Osisko Metals intersects more shallow, high-grade at Pine Point, NWT
Additional results from 34 holes drilled at Osisko Metal’s (TSXV: OM) Pine Point camp on the south shore of Great Slave Lake in the Northwest Territories intersected near surface, high-grade zinc and lead values.
The holes were drilled in the project’s East Mill Zone with highlights from EM-18-PP-226, which intersected 6.30% zinc and 6.64% lead over 8.80 metres for a lead-zinc equivalent grade of 12.94%, from 29.70 metres downhole. Drill hole EM-18-PP-221 returned 7.37% zinc and 4.56% lead over 6 metres for a lead-zinc equivalent grade of 11.93%.
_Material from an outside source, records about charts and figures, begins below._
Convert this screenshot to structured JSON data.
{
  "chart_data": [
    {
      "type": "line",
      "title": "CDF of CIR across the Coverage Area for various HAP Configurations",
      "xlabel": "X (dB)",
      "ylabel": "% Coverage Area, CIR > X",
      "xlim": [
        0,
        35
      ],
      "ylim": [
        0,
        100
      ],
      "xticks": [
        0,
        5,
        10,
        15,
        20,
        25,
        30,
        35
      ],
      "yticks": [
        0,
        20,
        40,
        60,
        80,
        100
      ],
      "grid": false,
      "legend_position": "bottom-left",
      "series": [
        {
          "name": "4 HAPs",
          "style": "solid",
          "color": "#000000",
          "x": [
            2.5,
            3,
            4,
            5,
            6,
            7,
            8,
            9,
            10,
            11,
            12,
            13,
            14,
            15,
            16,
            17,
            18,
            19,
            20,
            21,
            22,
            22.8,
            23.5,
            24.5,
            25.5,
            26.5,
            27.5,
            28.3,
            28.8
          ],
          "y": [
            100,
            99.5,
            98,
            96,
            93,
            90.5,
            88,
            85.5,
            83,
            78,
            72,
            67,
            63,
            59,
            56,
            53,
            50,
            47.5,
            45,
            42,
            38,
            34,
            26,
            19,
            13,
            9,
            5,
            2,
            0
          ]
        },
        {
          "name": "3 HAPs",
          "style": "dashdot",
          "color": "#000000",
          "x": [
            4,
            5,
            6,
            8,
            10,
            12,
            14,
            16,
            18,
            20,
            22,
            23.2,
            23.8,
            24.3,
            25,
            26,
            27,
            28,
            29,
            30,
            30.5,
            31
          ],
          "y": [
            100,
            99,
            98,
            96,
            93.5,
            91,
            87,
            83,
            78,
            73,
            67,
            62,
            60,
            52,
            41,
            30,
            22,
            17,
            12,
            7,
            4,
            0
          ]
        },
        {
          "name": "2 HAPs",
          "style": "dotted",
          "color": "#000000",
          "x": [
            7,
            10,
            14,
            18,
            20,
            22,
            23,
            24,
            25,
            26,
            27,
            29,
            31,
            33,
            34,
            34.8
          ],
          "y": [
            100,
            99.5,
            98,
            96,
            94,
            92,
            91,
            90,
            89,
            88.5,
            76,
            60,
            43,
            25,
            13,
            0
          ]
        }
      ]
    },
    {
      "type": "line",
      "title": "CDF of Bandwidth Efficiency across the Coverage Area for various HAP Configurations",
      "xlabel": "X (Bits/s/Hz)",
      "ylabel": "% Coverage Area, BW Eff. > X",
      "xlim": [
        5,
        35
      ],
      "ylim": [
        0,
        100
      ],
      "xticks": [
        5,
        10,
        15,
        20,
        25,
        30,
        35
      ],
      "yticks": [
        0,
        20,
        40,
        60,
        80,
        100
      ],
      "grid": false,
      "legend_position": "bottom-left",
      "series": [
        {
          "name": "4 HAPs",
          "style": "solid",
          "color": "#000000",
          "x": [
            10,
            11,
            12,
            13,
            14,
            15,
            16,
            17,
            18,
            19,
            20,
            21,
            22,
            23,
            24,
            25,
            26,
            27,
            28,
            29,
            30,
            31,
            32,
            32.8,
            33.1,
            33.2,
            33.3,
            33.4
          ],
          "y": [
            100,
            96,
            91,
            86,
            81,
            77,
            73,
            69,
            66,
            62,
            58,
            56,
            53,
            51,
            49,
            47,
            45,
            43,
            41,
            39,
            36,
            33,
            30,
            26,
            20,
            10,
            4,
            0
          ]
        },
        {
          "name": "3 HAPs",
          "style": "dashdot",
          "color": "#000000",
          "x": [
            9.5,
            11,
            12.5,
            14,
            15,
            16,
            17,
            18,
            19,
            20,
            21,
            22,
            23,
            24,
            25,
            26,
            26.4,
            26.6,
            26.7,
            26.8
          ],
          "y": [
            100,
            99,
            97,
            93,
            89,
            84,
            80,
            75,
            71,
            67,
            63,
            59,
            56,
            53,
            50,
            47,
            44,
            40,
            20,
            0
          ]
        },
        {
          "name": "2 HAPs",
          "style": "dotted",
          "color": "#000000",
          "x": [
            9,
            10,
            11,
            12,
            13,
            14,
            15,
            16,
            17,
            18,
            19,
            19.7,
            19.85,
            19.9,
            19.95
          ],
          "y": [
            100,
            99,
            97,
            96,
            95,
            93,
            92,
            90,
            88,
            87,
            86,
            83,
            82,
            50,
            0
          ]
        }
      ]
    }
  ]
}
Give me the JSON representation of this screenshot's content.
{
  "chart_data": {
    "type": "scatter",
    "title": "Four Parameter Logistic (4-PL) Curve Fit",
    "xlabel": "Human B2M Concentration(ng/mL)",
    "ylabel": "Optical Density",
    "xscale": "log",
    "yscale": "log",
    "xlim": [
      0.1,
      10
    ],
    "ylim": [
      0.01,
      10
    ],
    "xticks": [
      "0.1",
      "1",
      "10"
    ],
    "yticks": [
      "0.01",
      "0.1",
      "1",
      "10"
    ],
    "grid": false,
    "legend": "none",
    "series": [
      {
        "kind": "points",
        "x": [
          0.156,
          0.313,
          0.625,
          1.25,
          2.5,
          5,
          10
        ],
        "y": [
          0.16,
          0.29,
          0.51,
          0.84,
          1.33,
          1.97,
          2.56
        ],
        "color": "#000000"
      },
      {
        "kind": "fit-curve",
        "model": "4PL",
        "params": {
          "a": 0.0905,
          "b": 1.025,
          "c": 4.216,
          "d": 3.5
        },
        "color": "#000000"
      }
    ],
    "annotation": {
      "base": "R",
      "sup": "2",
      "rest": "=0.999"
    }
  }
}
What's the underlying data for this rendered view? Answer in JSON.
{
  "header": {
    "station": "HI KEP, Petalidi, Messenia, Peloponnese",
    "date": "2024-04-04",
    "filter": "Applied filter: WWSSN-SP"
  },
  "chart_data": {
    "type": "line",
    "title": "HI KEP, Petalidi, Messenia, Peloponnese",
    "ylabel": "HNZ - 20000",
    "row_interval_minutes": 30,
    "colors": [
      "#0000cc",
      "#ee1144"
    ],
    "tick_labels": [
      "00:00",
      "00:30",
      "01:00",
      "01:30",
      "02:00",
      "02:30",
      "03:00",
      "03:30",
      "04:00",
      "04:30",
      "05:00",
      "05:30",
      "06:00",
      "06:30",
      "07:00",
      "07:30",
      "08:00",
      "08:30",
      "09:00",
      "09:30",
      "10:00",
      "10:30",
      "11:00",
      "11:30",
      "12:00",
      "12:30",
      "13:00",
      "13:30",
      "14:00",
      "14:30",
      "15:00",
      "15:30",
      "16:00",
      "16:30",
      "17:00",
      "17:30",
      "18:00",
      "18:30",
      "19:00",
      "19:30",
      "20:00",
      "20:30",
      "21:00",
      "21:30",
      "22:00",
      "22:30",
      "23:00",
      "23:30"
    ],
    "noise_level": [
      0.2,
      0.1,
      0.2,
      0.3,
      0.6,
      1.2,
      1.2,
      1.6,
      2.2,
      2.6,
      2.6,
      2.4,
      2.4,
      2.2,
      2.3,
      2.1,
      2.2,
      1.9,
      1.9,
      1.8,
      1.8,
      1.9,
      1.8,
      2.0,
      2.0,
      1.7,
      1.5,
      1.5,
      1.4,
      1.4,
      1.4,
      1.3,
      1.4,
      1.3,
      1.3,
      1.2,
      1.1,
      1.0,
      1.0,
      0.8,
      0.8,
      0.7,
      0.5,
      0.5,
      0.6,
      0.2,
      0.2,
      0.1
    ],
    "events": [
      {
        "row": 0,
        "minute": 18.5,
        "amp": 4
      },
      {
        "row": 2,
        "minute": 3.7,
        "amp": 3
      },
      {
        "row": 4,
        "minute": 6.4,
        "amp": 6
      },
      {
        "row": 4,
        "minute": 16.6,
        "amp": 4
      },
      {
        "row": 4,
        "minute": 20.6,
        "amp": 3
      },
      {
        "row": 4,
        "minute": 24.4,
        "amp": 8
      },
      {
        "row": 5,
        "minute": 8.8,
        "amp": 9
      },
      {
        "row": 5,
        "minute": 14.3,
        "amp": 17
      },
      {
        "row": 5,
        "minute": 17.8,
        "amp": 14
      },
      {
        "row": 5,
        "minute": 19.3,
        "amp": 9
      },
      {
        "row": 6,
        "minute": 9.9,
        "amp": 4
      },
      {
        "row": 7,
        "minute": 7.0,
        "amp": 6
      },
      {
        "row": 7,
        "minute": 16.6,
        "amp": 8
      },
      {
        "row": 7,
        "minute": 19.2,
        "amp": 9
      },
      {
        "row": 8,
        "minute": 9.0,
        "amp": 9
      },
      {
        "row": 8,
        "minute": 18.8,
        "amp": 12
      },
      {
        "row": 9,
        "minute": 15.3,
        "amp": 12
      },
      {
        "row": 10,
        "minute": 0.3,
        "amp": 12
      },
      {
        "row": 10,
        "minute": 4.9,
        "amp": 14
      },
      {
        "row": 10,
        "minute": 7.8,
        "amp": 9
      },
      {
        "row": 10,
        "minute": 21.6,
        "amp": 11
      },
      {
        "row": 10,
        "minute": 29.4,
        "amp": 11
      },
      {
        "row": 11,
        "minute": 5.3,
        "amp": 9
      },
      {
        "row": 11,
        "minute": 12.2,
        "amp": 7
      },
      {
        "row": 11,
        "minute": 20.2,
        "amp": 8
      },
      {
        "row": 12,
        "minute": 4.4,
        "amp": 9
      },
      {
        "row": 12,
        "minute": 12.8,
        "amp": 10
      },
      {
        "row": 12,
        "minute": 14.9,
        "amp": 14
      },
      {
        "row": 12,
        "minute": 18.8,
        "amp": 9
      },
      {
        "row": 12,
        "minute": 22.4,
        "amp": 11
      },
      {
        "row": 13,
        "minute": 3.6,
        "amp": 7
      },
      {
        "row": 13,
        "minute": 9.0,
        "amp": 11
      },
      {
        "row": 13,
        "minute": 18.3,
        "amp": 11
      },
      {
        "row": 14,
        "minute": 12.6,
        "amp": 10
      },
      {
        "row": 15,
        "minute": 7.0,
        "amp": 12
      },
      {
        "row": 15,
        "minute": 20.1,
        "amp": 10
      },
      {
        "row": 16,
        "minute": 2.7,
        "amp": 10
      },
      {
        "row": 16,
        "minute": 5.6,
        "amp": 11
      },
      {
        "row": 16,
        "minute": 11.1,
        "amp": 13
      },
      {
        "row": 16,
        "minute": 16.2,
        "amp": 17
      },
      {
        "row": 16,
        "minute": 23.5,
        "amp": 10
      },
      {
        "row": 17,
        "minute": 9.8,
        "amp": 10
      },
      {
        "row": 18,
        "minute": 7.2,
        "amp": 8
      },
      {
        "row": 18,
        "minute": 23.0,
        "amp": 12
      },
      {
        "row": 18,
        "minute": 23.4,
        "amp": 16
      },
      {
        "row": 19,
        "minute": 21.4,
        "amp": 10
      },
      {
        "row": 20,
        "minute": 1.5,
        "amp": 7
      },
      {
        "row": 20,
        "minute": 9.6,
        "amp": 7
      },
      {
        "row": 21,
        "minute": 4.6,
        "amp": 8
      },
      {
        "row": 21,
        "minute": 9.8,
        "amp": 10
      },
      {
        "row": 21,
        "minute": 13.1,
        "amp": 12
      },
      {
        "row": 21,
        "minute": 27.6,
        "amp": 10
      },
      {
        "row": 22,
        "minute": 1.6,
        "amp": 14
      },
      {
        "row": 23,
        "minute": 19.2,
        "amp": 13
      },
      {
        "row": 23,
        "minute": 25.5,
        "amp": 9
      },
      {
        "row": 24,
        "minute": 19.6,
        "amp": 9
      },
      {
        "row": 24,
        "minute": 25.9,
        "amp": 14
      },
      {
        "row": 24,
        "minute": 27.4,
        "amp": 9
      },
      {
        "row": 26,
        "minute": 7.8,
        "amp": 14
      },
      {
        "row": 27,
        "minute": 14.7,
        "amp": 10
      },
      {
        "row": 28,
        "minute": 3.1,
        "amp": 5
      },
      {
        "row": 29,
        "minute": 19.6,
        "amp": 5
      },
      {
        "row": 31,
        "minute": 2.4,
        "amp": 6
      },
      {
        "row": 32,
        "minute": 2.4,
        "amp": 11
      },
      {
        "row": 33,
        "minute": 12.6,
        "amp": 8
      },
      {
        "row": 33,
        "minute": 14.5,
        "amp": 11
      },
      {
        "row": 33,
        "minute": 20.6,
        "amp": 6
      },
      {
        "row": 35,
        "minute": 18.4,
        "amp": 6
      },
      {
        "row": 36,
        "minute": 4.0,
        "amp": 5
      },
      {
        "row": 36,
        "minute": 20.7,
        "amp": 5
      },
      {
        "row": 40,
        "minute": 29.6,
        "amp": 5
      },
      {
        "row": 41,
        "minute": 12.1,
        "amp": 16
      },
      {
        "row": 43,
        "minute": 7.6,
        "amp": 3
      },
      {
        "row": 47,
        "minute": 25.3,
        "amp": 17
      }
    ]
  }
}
All of the intersections in the latest batch of results from the East Mill Zone were above a vertical depth of 45 metres and are within flat-lying, tabular-style deposits, the company reports. The East Mill zone currently contains 5.5 million tonnes of 3.76% zinc and 1.30% lead.
Currently Pine Point has an inferred resource of 38.4 million tonnes grading 4.58% zinc and 1.85% lead for a zinc-equivalent grade of 6.58%.
The company intends to update a portion of its inferred resource to the indicated category before the end of the year.
Osisko Metals acquired the project in February 2018 but the area was first discovered by prospectors heading to the Klondike gold rush in 1898.
Cominco stepped in and put a mine into production in 1964 based on 21.5 million tonnes grading 7.2% zinc and 4% lead.
The mine was made up of 50 separate pits and two underground deposits lying along a 60-km trend, and was eventually closed in 1987 after producing around 64 million tonnes grading 7% zinc and 3.1% lead.
Much of the work Osisko Metals plans to do this year will be concentrated on reducing the drill spacing within the reported inferred resource to about 30 metres from the current drill-hole spacing of between 40 and 60 metres.
In addition, the company plans to explore for new mineralization below and along strike of the known mineralized horizons.
The project is accessible year-round by an all-weather road from Hay River.